Watchdog urges IRS to expand e-filing
The inspector general at IRS wants the agency to ditch its error prone and largely manual process for examining amended individual tax returns and allow users to submit their changes through the same streamlined e-filing portal used for original returns.
For years, taxpayers have been able to file their taxes with the IRS electronically, with the press of a few buttons. However, if they happen to make a mistake or want to file for previous year's return, they'd better have a printer, pen and some stamps handy.
That's because while the IRS has long since entered the digital age for individual returns, the agency still requires paper filing for amended tax returns. Now the Treasury Inspector General for Tax Administration wants the agency to ditch its mistake-prone and largely manual process for examining amended returns and allow users to submit their changes through a similar e-filing portal.
When an original individual tax return is filed, even on paper, the underlying numbers are fed into automated systems like the Return Review Program to calculate and verify the math and search for indicators of potential fraud. However, amended returns are routed through a separate, largely manual process that auditors believe is error prone and more likely to result in faulty calculations.
It's not a new problem, and TIGTA says it has issued at least four previous reports since 2011 calling attention to the way IRS processes amended returns.
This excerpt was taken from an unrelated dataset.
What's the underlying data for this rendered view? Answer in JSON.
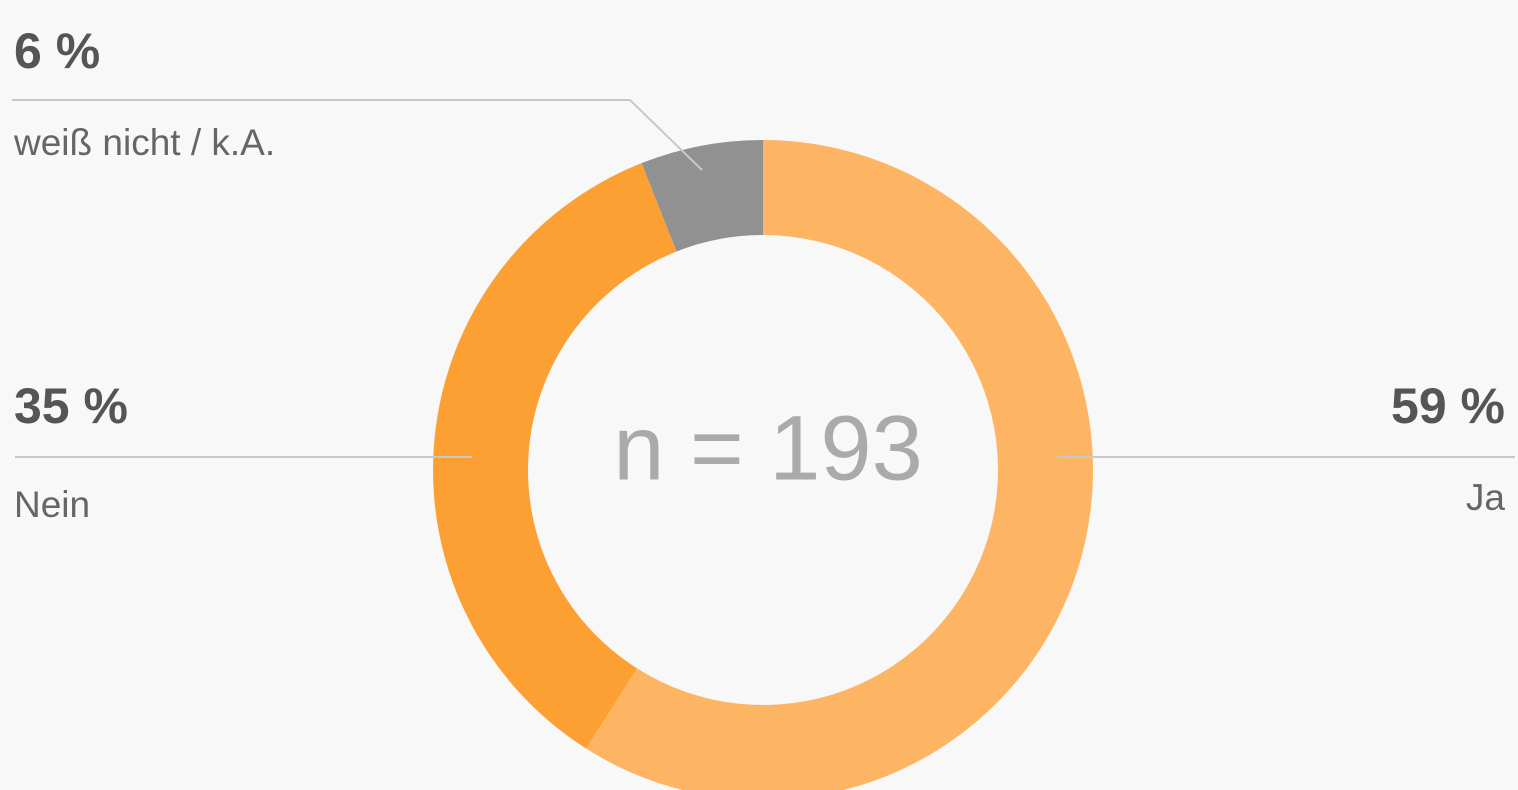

That includes a 2014 report that looked at a sample of 259 amended tax returns from 2012 where the filer claimed more than $500 in refunds, finding 44 such returns that contained "potentially erroneous tax refunds totaling $103,270." Extrapolating that data, TIGTA estimates the IRS could have issued more than $2.1 billion in potentially erroneous tax refunds over the past five years.
Officials at the IRS have claimed they do use software systems to assist employees, but they said limited and dwindling resources are an obstacle to tech upgrades.
According to the report, IRS management stated that it submitted funding requests for an additional $4.1 million in both fiscal years 2016 and 2017 to update systems and enable e-filing of amended returns through the Modernized e-File system, but the initiatives never received funding due to "high cost" and "competing priorities." Since then, IRS replaced its legacy e-filing system.
IRS Wage and Investment Commissioner Kenneth Corbin endorsed the potential benefits of building in new e-file capabilities for amended returns, but he said in agency comments that it was about more than money, noting that such returns are eligible under a lengthy and resource-intensive appeal review process that competes with other compliance priorities at the agency.